Sua expressão me fazia pensai em um astronauta que flutuava pelo
espaço após o cabo que o conectava à nave se romper, que tinha uma
única chance de agarrar um cabo de reserva ou flutuar para sempre, à
deriva, em um espaço negro e infinito. Eu conhecia aquela sensação, o
pânico que estendia o tempo, transformando segundos em anos, e a dor
profunda de ser atacado não por uma pessoa, mas por muitas, uma gangue
de valentões que se expandia por um bairro e posteriormente por uma
cidade, até que você questionasse o mundo inteiro. E a última coisa na
qual você pensa, enquanto estende o braço até que seus dedos estejam a
milímetros do cabo de salvação, é como será possível encontrar uma
maneira de consertar o que foi estraçalhado, para que você possa dizer
sim, dizer que quer voltar a fazer parte do mundo.

Movi minha mão na direção da mão dele.

Eu não deixaria o Velho vencer. Eu não deixaria que ele arrancasse
minhas melhores lembranças do tempo que passei com o garoto que
imaginava ser Blake.

Ele tocou minha mão e entrelaçou seus dedos nos meus. Sua pele era
familiar — a textura suave, a curva de seu polegar. Seu toque me levou de
volta aos momentos que passamos juntos em seu carro. Eu sentia muita
saudade daqueles momentos. Mais do que eu imaginava.
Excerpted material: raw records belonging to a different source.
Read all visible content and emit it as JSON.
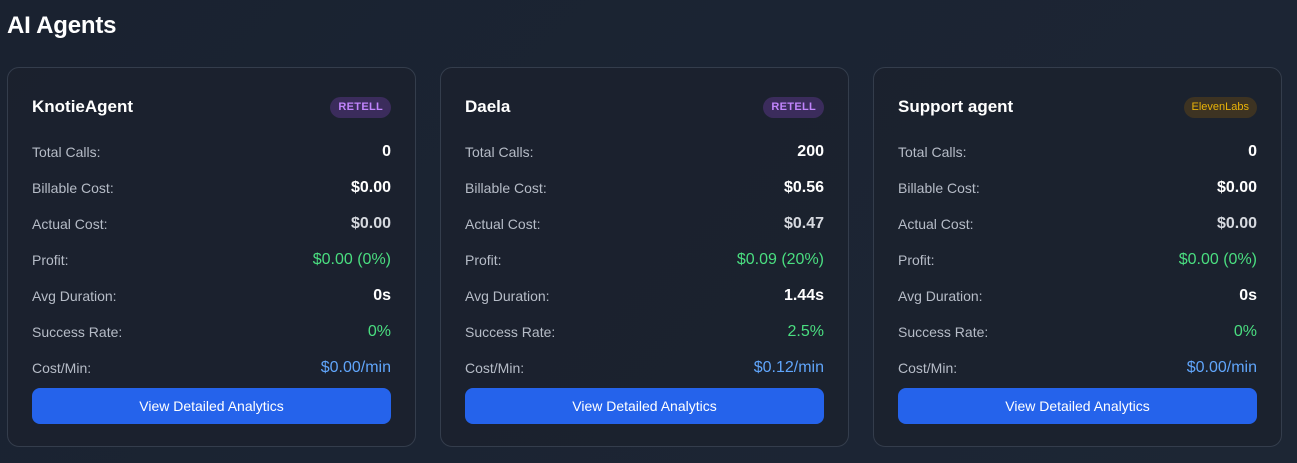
{
  "page": {
    "title": "AI Agents"
  },
  "labels": {
    "total_calls": "Total Calls:",
    "billable_cost": "Billable Cost:",
    "actual_cost": "Actual Cost:",
    "profit": "Profit:",
    "avg_duration": "Avg Duration:",
    "success_rate": "Success Rate:",
    "cost_per_min": "Cost/Min:",
    "cta": "View Detailed Analytics"
  },
  "colors": {
    "accent_blue": "#2563eb",
    "profit_green": "#4ade80",
    "rate_blue": "#60a5fa",
    "retell_badge": "#c084fc",
    "elevenlabs_badge": "#eab308"
  },
  "agents": [
    {
      "name": "KnotieAgent",
      "provider": "RETELL",
      "total_calls": "0",
      "billable_cost": "$0.00",
      "actual_cost": "$0.00",
      "profit": "$0.00 (0%)",
      "avg_duration": "0s",
      "success_rate": "0%",
      "cost_per_min": "$0.00/min"
    },
    {
      "name": "Daela",
      "provider": "RETELL",
      "total_calls": "200",
      "billable_cost": "$0.56",
      "actual_cost": "$0.47",
      "profit": "$0.09 (20%)",
      "avg_duration": "1.44s",
      "success_rate": "2.5%",
      "cost_per_min": "$0.12/min"
    },
    {
      "name": "Support agent",
      "provider": "ElevenLabs",
      "total_calls": "0",
      "billable_cost": "$0.00",
      "actual_cost": "$0.00",
      "profit": "$0.00 (0%)",
      "avg_duration": "0s",
      "success_rate": "0%",
      "cost_per_min": "$0.00/min"
    }
  ]
}
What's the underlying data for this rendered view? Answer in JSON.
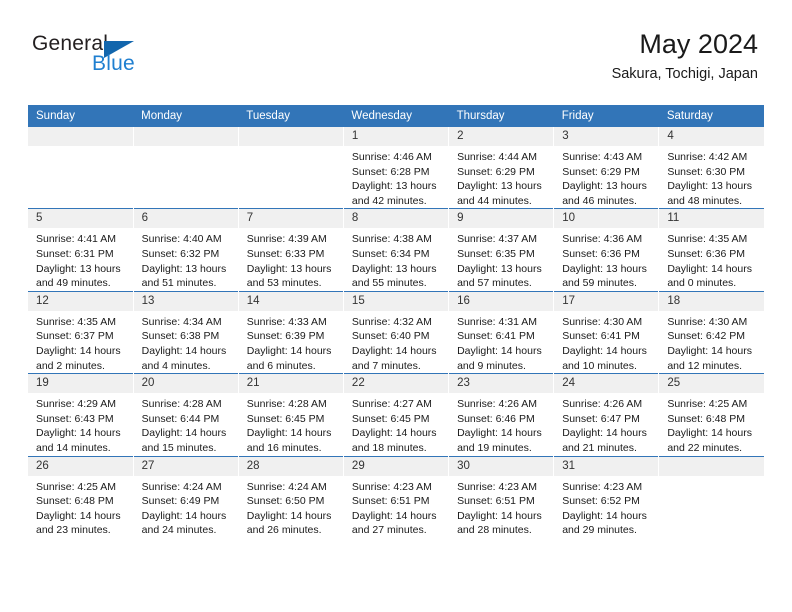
{
  "brand": {
    "name_top": "General",
    "name_bottom": "Blue",
    "accent_color": "#1f7fd0",
    "triangle_color": "#1266ad"
  },
  "header": {
    "title": "May 2024",
    "subtitle": "Sakura, Tochigi, Japan"
  },
  "theme": {
    "header_row_bg": "#3275b8",
    "daynum_bg": "#f0f0f0",
    "text_color": "#1a1a1a"
  },
  "weekday_headers": [
    "Sunday",
    "Monday",
    "Tuesday",
    "Wednesday",
    "Thursday",
    "Friday",
    "Saturday"
  ],
  "labels": {
    "sunrise": "Sunrise:",
    "sunset": "Sunset:",
    "daylight": "Daylight:"
  },
  "weeks": [
    [
      {
        "day": "",
        "detail": ""
      },
      {
        "day": "",
        "detail": ""
      },
      {
        "day": "",
        "detail": ""
      },
      {
        "day": "1",
        "detail": "Sunrise: 4:46 AM\nSunset: 6:28 PM\nDaylight: 13 hours and 42 minutes."
      },
      {
        "day": "2",
        "detail": "Sunrise: 4:44 AM\nSunset: 6:29 PM\nDaylight: 13 hours and 44 minutes."
      },
      {
        "day": "3",
        "detail": "Sunrise: 4:43 AM\nSunset: 6:29 PM\nDaylight: 13 hours and 46 minutes."
      },
      {
        "day": "4",
        "detail": "Sunrise: 4:42 AM\nSunset: 6:30 PM\nDaylight: 13 hours and 48 minutes."
      }
    ],
    [
      {
        "day": "5",
        "detail": "Sunrise: 4:41 AM\nSunset: 6:31 PM\nDaylight: 13 hours and 49 minutes."
      },
      {
        "day": "6",
        "detail": "Sunrise: 4:40 AM\nSunset: 6:32 PM\nDaylight: 13 hours and 51 minutes."
      },
      {
        "day": "7",
        "detail": "Sunrise: 4:39 AM\nSunset: 6:33 PM\nDaylight: 13 hours and 53 minutes."
      },
      {
        "day": "8",
        "detail": "Sunrise: 4:38 AM\nSunset: 6:34 PM\nDaylight: 13 hours and 55 minutes."
      },
      {
        "day": "9",
        "detail": "Sunrise: 4:37 AM\nSunset: 6:35 PM\nDaylight: 13 hours and 57 minutes."
      },
      {
        "day": "10",
        "detail": "Sunrise: 4:36 AM\nSunset: 6:36 PM\nDaylight: 13 hours and 59 minutes."
      },
      {
        "day": "11",
        "detail": "Sunrise: 4:35 AM\nSunset: 6:36 PM\nDaylight: 14 hours and 0 minutes."
      }
    ],
    [
      {
        "day": "12",
        "detail": "Sunrise: 4:35 AM\nSunset: 6:37 PM\nDaylight: 14 hours and 2 minutes."
      },
      {
        "day": "13",
        "detail": "Sunrise: 4:34 AM\nSunset: 6:38 PM\nDaylight: 14 hours and 4 minutes."
      },
      {
        "day": "14",
        "detail": "Sunrise: 4:33 AM\nSunset: 6:39 PM\nDaylight: 14 hours and 6 minutes."
      },
      {
        "day": "15",
        "detail": "Sunrise: 4:32 AM\nSunset: 6:40 PM\nDaylight: 14 hours and 7 minutes."
      },
      {
        "day": "16",
        "detail": "Sunrise: 4:31 AM\nSunset: 6:41 PM\nDaylight: 14 hours and 9 minutes."
      },
      {
        "day": "17",
        "detail": "Sunrise: 4:30 AM\nSunset: 6:41 PM\nDaylight: 14 hours and 10 minutes."
      },
      {
        "day": "18",
        "detail": "Sunrise: 4:30 AM\nSunset: 6:42 PM\nDaylight: 14 hours and 12 minutes."
      }
    ],
    [
      {
        "day": "19",
        "detail": "Sunrise: 4:29 AM\nSunset: 6:43 PM\nDaylight: 14 hours and 14 minutes."
      },
      {
        "day": "20",
        "detail": "Sunrise: 4:28 AM\nSunset: 6:44 PM\nDaylight: 14 hours and 15 minutes."
      },
      {
        "day": "21",
        "detail": "Sunrise: 4:28 AM\nSunset: 6:45 PM\nDaylight: 14 hours and 16 minutes."
      },
      {
        "day": "22",
        "detail": "Sunrise: 4:27 AM\nSunset: 6:45 PM\nDaylight: 14 hours and 18 minutes."
      },
      {
        "day": "23",
        "detail": "Sunrise: 4:26 AM\nSunset: 6:46 PM\nDaylight: 14 hours and 19 minutes."
      },
      {
        "day": "24",
        "detail": "Sunrise: 4:26 AM\nSunset: 6:47 PM\nDaylight: 14 hours and 21 minutes."
      },
      {
        "day": "25",
        "detail": "Sunrise: 4:25 AM\nSunset: 6:48 PM\nDaylight: 14 hours and 22 minutes."
      }
    ],
    [
      {
        "day": "26",
        "detail": "Sunrise: 4:25 AM\nSunset: 6:48 PM\nDaylight: 14 hours and 23 minutes."
      },
      {
        "day": "27",
        "detail": "Sunrise: 4:24 AM\nSunset: 6:49 PM\nDaylight: 14 hours and 24 minutes."
      },
      {
        "day": "28",
        "detail": "Sunrise: 4:24 AM\nSunset: 6:50 PM\nDaylight: 14 hours and 26 minutes."
      },
      {
        "day": "29",
        "detail": "Sunrise: 4:23 AM\nSunset: 6:51 PM\nDaylight: 14 hours and 27 minutes."
      },
      {
        "day": "30",
        "detail": "Sunrise: 4:23 AM\nSunset: 6:51 PM\nDaylight: 14 hours and 28 minutes."
      },
      {
        "day": "31",
        "detail": "Sunrise: 4:23 AM\nSunset: 6:52 PM\nDaylight: 14 hours and 29 minutes."
      },
      {
        "day": "",
        "detail": ""
      }
    ]
  ]
}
Não era o Blake que eu conhecia. Mas se parecia com ele. A sensação
era a de estar com ele. Ele estava perdido, e eu era a única pessoa que
poderia ajudá-lo.

Teríamos que tentar.

Ouvi o som de alguém respirando. Dentro da minha cabeça.

Meu coração acelerou.

Menina Cal.

Fazia muito tempo que eu não ouvia aquela voz.

Quando os gaviões gritam, é hora de voar.

Meu pai? Minha cabeça começou a girar, mesmo que eu soubesse


que não o veria. Os sons da multidão esmaeceram.

Blake sorriu para mim, com uma expressão curiosa.

— Você está bem?

Procurei dentro de mim mesma. Tentei aguçar os ouvidos, mas não
escutei nada.

Blake apertou minha mão quando a imensa bola de metal da máquina
de demolição atingiu a fachada espelhada do banco de corpos.